Oh, and speaking of fur. Did I mention that Scarlett is a long haired gray tabby? She sheds a lot less than either Simba or Duncan. But she tends to leave "gifts" of her undigested fur around the house. If we're lucky, Patches gets to it first, and we have, as my sister-in-law calls it, a self-correcting problem.
If not, we have a toddler. And my newest lesson as a mother is this: when one's child says "What's that, mommy? What's that, mommy? What's that, mommy?" for the seven zillionith time in an hour, it really is worth it to go over and look at what that is before said child steps on it. Gray furry cat yak in between a child's toes is the definition of gross.
Tuesday, September 05, 2006
Ok, so now you're pretty much caught up from my last entry.
First, HOOOORAY!!!! Trader Joe's *IS* coming to town. They are opening their first store in south Charlotte (boooo, too far away, yet I will still travel) and they are also looking at areas in Midtown Charlotte, which is a hop, skip and a jump from us. HOOORAY!!! It's the best news in a while!
Next, I thought I was doing fine, but I'm still having some bouts of sadness about the miscarriage. Even though I knew it was coming and I was prepared for it, I'm still quite sad that we're not pregnant again. Especially since my body continues to think I'm still pregnant as the hormones fade out of me. The boobs no longer hurt while nursing and on the Saturday after the m/c I was ravenous as I could eat for the first time in 5 weeks without indigestion. But my temperature is still up and I'm quite sure my HCG is still well above 0.

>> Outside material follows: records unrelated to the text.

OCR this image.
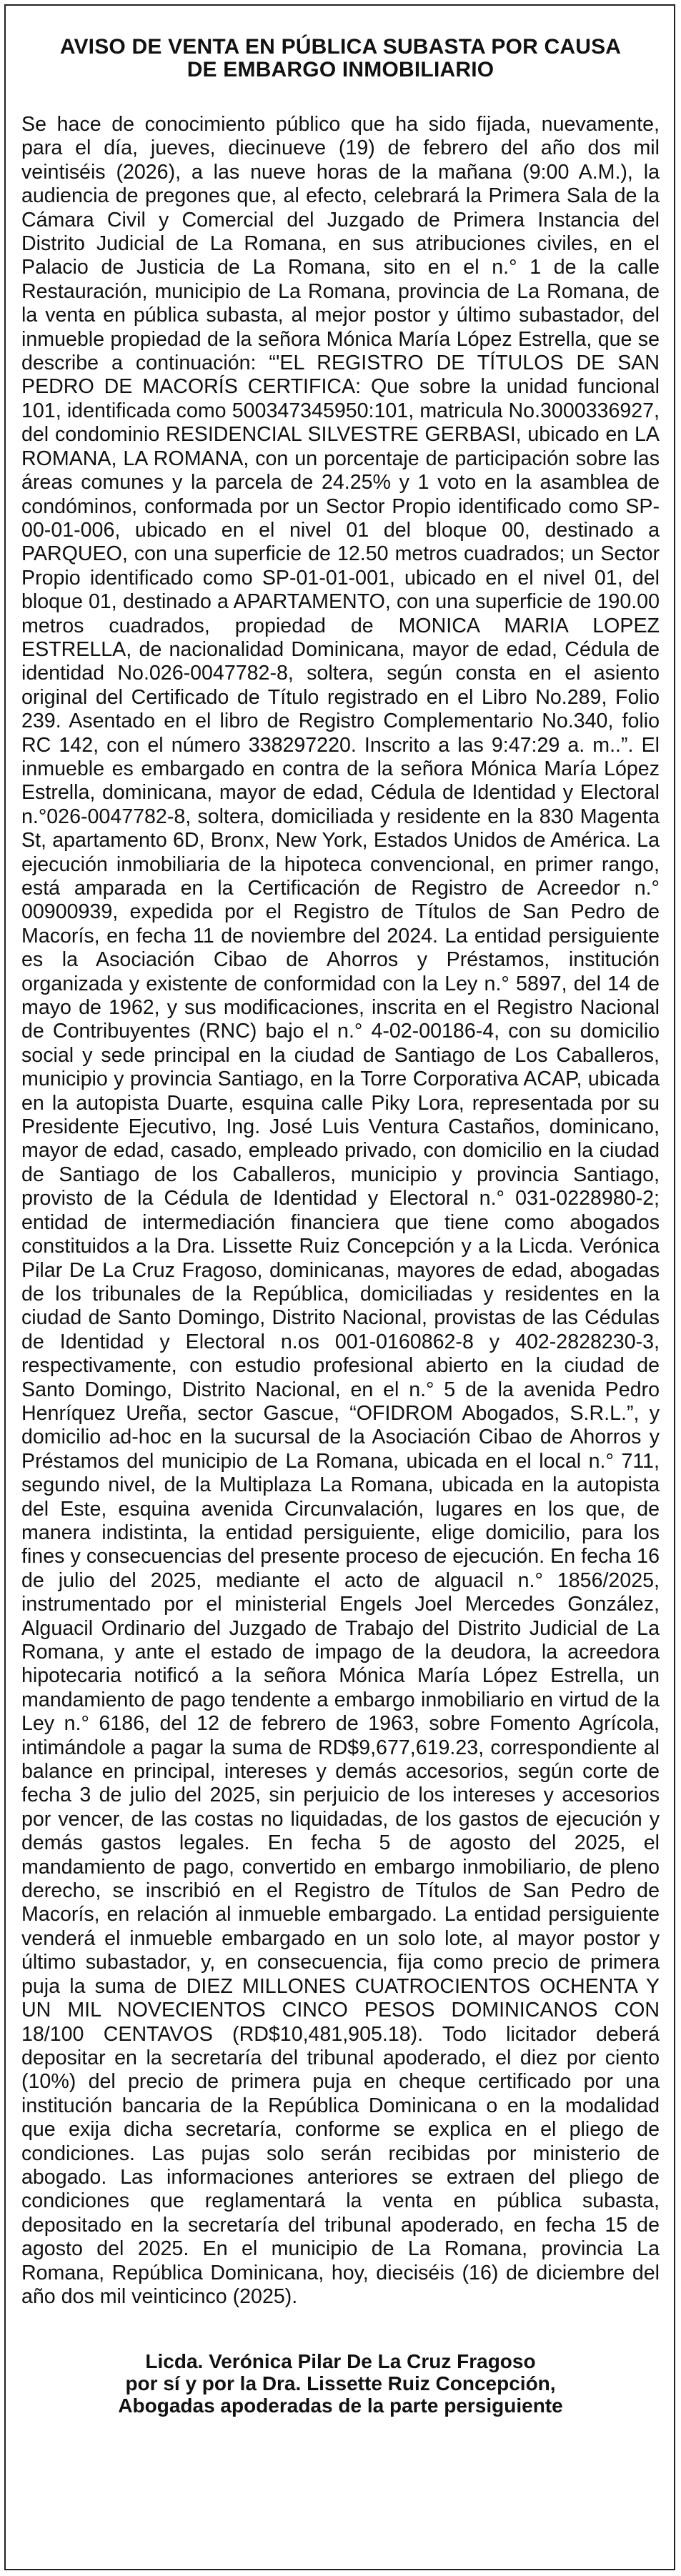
AVISO DE VENTA EN PÚBLICA SUBASTA POR CAUSA
DE EMBARGO INMOBILIARIO

Se hace de conocimiento público que ha sido fijada, nuevamente, para el día, jueves, diecinueve (19) de febrero del año dos mil veintiséis (2026), a las nueve horas de la mañana (9:00 A.M.), la audiencia de pregones que, al efecto, celebrará la Primera Sala de la Cámara Civil y Comercial del Juzgado de Primera Instancia del Distrito Judicial de La Romana, en sus atribuciones civiles, en el Palacio de Justicia de La Romana, sito en el n.° 1 de la calle Restauración, municipio de La Romana, provincia de La Romana, de la venta en pública subasta, al mejor postor y último subastador, del inmueble propiedad de la señora Mónica María López Estrella, que se describe a continuación: “'EL REGISTRO DE TÍTULOS DE SAN PEDRO DE MACORÍS CERTIFICA: Que sobre la unidad funcional 101, identificada como 500347345950:101, matricula No.3000336927, del condominio RESIDENCIAL SILVESTRE GERBASI, ubicado en LA ROMANA, LA ROMANA, con un porcentaje de participación sobre las áreas comunes y la parcela de 24.25% y 1 voto en la asamblea de condóminos, conformada por un Sector Propio identificado como SP-00-01-006, ubicado en el nivel 01 del bloque 00, destinado a PARQUEO, con una superficie de 12.50 metros cuadrados; un Sector Propio identificado como SP-01-01-001, ubicado en el nivel 01, del bloque 01, destinado a APARTAMENTO, con una superficie de 190.00 metros cuadrados, propiedad de MONICA MARIA LOPEZ ESTRELLA, de nacionalidad Dominicana, mayor de edad, Cédula de identidad No.026-0047782-8, soltera, según consta en el asiento original del Certificado de Título registrado en el Libro No.289, Folio 239. Asentado en el libro de Registro Complementario No.340, folio RC 142, con el número 338297220. Inscrito a las 9:47:29 a. m..”. El inmueble es embargado en contra de la señora Mónica María López Estrella, dominicana, mayor de edad, Cédula de Identidad y Electoral n.°026-0047782-8, soltera, domiciliada y residente en la 830 Magenta St, apartamento 6D, Bronx, New York, Estados Unidos de América. La ejecución inmobiliaria de la hipoteca convencional, en primer rango, está amparada en la Certificación de Registro de Acreedor n.° 00900939, expedida por el Registro de Títulos de San Pedro de Macorís, en fecha 11 de noviembre del 2024. La entidad persiguiente es la Asociación Cibao de Ahorros y Préstamos, institución organizada y existente de conformidad con la Ley n.° 5897, del 14 de mayo de 1962, y sus modificaciones, inscrita en el Registro Nacional de Contribuyentes (RNC) bajo el n.° 4-02-00186-4, con su domicilio social y sede principal en la ciudad de Santiago de Los Caballeros, municipio y provincia Santiago, en la Torre Corporativa ACAP, ubicada en la autopista Duarte, esquina calle Piky Lora, representada por su Presidente Ejecutivo, Ing. José Luis Ventura Castaños, dominicano, mayor de edad, casado, empleado privado, con domicilio en la ciudad de Santiago de los Caballeros, municipio y provincia Santiago, provisto de la Cédula de Identidad y Electoral n.° 031-0228980-2; entidad de intermediación financiera que tiene como abogados constituidos a la Dra. Lissette Ruiz Concepción y a la Licda. Verónica Pilar De La Cruz Fragoso, dominicanas, mayores de edad, abogadas de los tribunales de la República, domiciliadas y residentes en la ciudad de Santo Domingo, Distrito Nacional, provistas de las Cédulas de Identidad y Electoral n.os 001-0160862-8 y 402-2828230-3, respectivamente, con estudio profesional abierto en la ciudad de Santo Domingo, Distrito Nacional, en el n.° 5 de la avenida Pedro Henríquez Ureña, sector Gascue, “OFIDROM Abogados, S.R.L.”, y domicilio ad-hoc en la sucursal de la Asociación Cibao de Ahorros y Préstamos del municipio de La Romana, ubicada en el local n.° 711, segundo nivel, de la Multiplaza La Romana, ubicada en la autopista del Este, esquina avenida Circunvalación, lugares en los que, de manera indistinta, la entidad persiguiente, elige domicilio, para los fines y consecuencias del presente proceso de ejecución. En fecha 16 de julio del 2025, mediante el acto de alguacil n.° 1856/2025, instrumentado por el ministerial Engels Joel Mercedes González, Alguacil Ordinario del Juzgado de Trabajo del Distrito Judicial de La Romana, y ante el estado de impago de la deudora, la acreedora hipotecaria notificó a la señora Mónica María López Estrella, un mandamiento de pago tendente a embargo inmobiliario en virtud de la Ley n.° 6186, del 12 de febrero de 1963, sobre Fomento Agrícola, intimándole a pagar la suma de RD$9,677,619.23, correspondiente al balance en principal, intereses y demás accesorios, según corte de fecha 3 de julio del 2025, sin perjuicio de los intereses y accesorios por vencer, de las costas no liquidadas, de los gastos de ejecución y demás gastos legales. En fecha 5 de agosto del 2025, el mandamiento de pago, convertido en embargo inmobiliario, de pleno derecho, se inscribió en el Registro de Títulos de San Pedro de Macorís, en relación al inmueble embargado. La entidad persiguiente venderá el inmueble embargado en un solo lote, al mayor postor y último subastador, y, en consecuencia, fija como precio de primera puja la suma de DIEZ MILLONES CUATROCIENTOS OCHENTA Y UN MIL NOVECIENTOS CINCO PESOS DOMINICANOS CON 18/100 CENTAVOS (RD$10,481,905.18). Todo licitador deberá depositar en la secretaría del tribunal apoderado, el diez por ciento (10%) del precio de primera puja en cheque certificado por una institución bancaria de la República Dominicana o en la modalidad que exija dicha secretaría, conforme se explica en el pliego de condiciones. Las pujas solo serán recibidas por ministerio de abogado. Las informaciones anteriores se extraen del pliego de condiciones que reglamentará la venta en pública subasta, depositado en la secretaría del tribunal apoderado, en fecha 15 de agosto del 2025. En el municipio de La Romana, provincia La Romana, República Dominicana, hoy, dieciséis (16) de diciembre del año dos mil veinticinco (2025).

Licda. Verónica Pilar De La Cruz Fragoso
por sí y por la Dra. Lissette Ruiz Concepción,
Abogadas apoderadas de la parte persiguiente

I'm ok. But I'm still quite emotional with both a short fuse and a tendancy to weep at about anything. And I'm tired. I'm soooooo tired. It's tough trying to recovery emotionally at the beginning of the school year. But them's the breaks.
In case you are wondering, (well, are you?), we're going to start trying again right away. I've have checked out as much as I can, and yes there is a slight increase in m/c if you get pg immediately after a D&E because the uterus may be irritated. But you know what? I'm irritated, too. And I'll be DAMNED if I'm going to waste a good egg, if it happens to be the next one up.
So there. That's how I know my HCG is still high enough that my body thinks I'm pg. I have gotten positive OPKs which somehow or another also measures whether your body thinks "something is going on" down there. After the last m/c, my first cycle returned really quickly, but I think it's because my HCG count was pretty low by the time we had the m/c. I think we were still high and it may be a week or more before my body finally picks up the notion that the womb is empty and it's time to move on.
I have a feeling that quite a few of you are freaking out reading this. I don't know why, but I do. Perhaps I'm still freaking out. I'm ready to move on and start trying again, and I'm a little disappointed that my body is slow to catch up with the program. BUT (!) I also completely trust that my body is moving at the right pace and when it's ready to try again, it will let me know.
My body reminds me of my husband right now: Somewhat irritating on the small stuff, but completely trustworthy.
I am SOOOOOOOOO going to get in trouble for that sentence!